I am currently developing a security process reference model. This got me thinking about two important questions that often come up when it comes to process modelling and process documentation:
- Why should you document your processes? Basically, why bother?
- What are the common pitfalls? Basically, why do we fail?
In this post I provide some answers to the second question. See my previous post for the answers to the first question.
Avoiding the pitfalls of process documentation
Most organizations have seen a number of process documentation initiatives over the years. They come and go. Some are more successful than others. Process documentation takes time and resources, so it is a pity if that effort and investment goes to waste. Below are some of the pitfalls and how to avoid them:
- You don’t want to be stuck in detailing every little detail and variant out there. That is why a tiered or layered process model is important. For some processes you simply keep the process flow at a higher level. Only where needed for e.g. consistency, correctness, quality, etc. you document the details. Always take a cost-benefit approach: if there isn’t much benefit in documenting the details, then don’t bother in spending the effort.
- Rely on technical writers and process model experts to do it for you
- Technical writers and process modelling experts whether internal or external (e.g. via consultants) can definitely help you out, kick start a process modelling initiative and ensure quality. However, don’t rely on them do it all for you. First of all they are not your process experts. Your true process experts are sitting in the teams that perform the process activities day in day out. Leaving it all to externals will result in process descriptions that are theoretical and not in line with reality. Secondly, process documentation and modelling is not a one-off activity. Once created, process documentation needs to go into a life cycle where change requests are managed, documentation is periodically reviewed, etc.
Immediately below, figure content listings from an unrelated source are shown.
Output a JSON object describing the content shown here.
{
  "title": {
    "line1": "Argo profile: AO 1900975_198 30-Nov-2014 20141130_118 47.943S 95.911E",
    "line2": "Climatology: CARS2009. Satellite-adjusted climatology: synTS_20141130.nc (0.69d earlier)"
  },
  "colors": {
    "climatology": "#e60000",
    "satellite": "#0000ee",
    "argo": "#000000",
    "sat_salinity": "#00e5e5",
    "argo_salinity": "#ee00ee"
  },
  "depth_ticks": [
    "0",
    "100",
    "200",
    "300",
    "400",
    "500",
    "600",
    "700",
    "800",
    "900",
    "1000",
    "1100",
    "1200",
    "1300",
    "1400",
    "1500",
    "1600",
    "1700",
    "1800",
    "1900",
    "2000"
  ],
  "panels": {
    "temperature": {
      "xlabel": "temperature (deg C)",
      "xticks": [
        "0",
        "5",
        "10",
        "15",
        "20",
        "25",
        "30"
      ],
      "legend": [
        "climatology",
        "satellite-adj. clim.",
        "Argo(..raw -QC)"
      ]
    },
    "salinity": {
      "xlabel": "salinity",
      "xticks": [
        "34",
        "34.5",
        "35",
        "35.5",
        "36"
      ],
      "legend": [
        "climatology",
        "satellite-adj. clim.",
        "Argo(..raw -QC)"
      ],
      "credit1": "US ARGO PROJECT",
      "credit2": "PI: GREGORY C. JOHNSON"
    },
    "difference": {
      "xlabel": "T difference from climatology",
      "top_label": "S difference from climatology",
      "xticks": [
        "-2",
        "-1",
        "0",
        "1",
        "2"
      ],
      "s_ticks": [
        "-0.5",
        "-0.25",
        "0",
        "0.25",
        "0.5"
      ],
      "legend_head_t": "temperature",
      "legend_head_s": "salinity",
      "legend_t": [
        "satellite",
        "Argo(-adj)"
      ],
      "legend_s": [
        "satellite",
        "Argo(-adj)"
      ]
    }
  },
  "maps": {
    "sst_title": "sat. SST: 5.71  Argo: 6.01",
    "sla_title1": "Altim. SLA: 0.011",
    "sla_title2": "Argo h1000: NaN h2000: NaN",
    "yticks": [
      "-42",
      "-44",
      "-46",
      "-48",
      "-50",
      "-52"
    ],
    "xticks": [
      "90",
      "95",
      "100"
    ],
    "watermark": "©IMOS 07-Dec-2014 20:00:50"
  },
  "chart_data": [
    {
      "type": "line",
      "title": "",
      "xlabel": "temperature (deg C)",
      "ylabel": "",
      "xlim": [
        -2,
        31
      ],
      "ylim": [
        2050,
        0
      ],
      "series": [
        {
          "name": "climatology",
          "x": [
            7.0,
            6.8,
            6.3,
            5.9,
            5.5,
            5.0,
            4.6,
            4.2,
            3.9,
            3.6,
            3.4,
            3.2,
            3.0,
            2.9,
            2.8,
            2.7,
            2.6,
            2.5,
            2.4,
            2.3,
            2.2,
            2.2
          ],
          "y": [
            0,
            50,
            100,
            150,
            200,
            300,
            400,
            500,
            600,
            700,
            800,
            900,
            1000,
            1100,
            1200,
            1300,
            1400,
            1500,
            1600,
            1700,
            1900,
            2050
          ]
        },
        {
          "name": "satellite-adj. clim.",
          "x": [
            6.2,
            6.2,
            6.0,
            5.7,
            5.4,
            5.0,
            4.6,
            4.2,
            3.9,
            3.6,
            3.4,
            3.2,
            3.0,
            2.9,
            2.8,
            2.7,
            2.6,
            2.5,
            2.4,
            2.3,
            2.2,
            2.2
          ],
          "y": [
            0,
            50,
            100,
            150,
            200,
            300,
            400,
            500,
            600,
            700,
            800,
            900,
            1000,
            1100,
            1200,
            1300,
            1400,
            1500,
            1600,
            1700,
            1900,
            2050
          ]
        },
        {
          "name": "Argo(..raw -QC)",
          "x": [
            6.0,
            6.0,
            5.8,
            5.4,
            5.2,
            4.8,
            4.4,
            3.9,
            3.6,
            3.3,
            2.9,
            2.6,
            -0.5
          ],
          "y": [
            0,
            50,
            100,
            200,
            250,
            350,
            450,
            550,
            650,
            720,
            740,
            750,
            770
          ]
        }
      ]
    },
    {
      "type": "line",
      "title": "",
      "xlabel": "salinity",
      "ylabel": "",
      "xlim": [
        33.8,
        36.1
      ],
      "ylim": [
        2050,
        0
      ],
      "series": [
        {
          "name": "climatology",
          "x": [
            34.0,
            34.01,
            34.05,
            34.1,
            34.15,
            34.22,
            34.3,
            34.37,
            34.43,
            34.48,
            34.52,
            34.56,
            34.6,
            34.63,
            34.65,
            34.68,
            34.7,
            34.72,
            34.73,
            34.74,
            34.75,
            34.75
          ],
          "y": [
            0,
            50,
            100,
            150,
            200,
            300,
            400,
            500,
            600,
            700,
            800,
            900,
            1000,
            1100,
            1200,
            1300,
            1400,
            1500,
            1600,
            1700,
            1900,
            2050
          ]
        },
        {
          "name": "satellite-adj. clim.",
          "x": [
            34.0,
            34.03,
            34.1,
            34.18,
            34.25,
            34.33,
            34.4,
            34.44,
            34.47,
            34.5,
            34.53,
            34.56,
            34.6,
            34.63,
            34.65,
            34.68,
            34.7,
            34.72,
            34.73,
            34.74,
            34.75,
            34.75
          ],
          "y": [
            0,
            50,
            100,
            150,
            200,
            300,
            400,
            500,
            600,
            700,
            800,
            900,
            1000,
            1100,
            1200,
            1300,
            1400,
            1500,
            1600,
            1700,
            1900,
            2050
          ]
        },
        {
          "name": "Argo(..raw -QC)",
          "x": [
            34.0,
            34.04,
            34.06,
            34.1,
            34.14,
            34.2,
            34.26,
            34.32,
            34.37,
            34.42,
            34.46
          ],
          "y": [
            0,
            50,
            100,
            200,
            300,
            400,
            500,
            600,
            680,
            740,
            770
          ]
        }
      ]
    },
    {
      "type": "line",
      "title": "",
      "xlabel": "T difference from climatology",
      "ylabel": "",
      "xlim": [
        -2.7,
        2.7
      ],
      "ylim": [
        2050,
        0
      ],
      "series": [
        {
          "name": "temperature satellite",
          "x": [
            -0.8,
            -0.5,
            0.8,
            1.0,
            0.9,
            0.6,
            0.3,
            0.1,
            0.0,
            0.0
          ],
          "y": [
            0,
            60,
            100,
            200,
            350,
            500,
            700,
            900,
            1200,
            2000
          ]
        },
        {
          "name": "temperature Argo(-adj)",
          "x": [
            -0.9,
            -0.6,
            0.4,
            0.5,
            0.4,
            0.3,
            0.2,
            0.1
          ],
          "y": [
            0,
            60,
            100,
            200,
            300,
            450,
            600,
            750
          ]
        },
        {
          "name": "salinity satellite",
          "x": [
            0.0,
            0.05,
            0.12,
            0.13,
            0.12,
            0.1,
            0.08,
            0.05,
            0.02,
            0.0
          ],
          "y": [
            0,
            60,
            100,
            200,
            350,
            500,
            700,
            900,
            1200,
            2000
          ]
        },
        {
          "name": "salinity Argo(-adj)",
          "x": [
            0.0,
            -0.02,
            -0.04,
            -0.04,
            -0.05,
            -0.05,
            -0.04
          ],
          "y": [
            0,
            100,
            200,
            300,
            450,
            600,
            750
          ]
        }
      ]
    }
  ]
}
While externals can help you with the initial design and development, they typically will not be able to support you in your continued documentation lifecycle.
- Assuming everyone can describe their process
- A common response to the previous pitfall is to document all your processes yourself. After all your own people know their own processes the best. However, it is a mistake to think that everybody can document their own processes. While process modelling comes easy to some people, it is not a skill that is commonly available in all people. Indeed, I have seen people having trouble documenting even the simplest of activities they have been involved in themselves for many years. Training doesn’t help much in such cases because the skill is completely missing. The solution will be to find and only use those people that have the skills. You can start with a broad basis, but then gradually only keep those that that have the skill. Adding some internal or external process modelling experts to the mix will further help to speed up the learning process and increase the quality.
- Lack of active governance
- Process documentation has a life cycle; changes need to be managed, periodic reviews must occur, documentation of new processes needs to be initiated, old process documentation needs to be retired, etc. You could leave it up to the process owners to take care of all this. But let’s face it, more often than not, that will be the last thing on their to-do list. Hence, some form of active governance is needed by a dedicated Process Excellence role (or similar). Someone actively reviewing the processes on a daily basis. However, don’t just assign this role to just any process modelling expert. You need a person that combines process modelling skills with in depth knowledge and understanding of the processes in the domain at hand.
- Bureaucratic governance
- While some form of governance is needed, you don’t want to make that governance too complex. It should not take months and endless meetings to update a process to fit what it is probably already a long-time reality. In my personal experience, the trick has often been to assign and empower a dedicated Process Excellence role (or similar). A person who is sufficiently empowered to analyse the nature and impact of change requests and approve the bulk of the lower impact changes together with the process owner. Whereby higher management and potential process stakeholders – e.g. Privacy, Legal, Quality, Integrity & Compliance, Internal Control – only get involved if and where needed.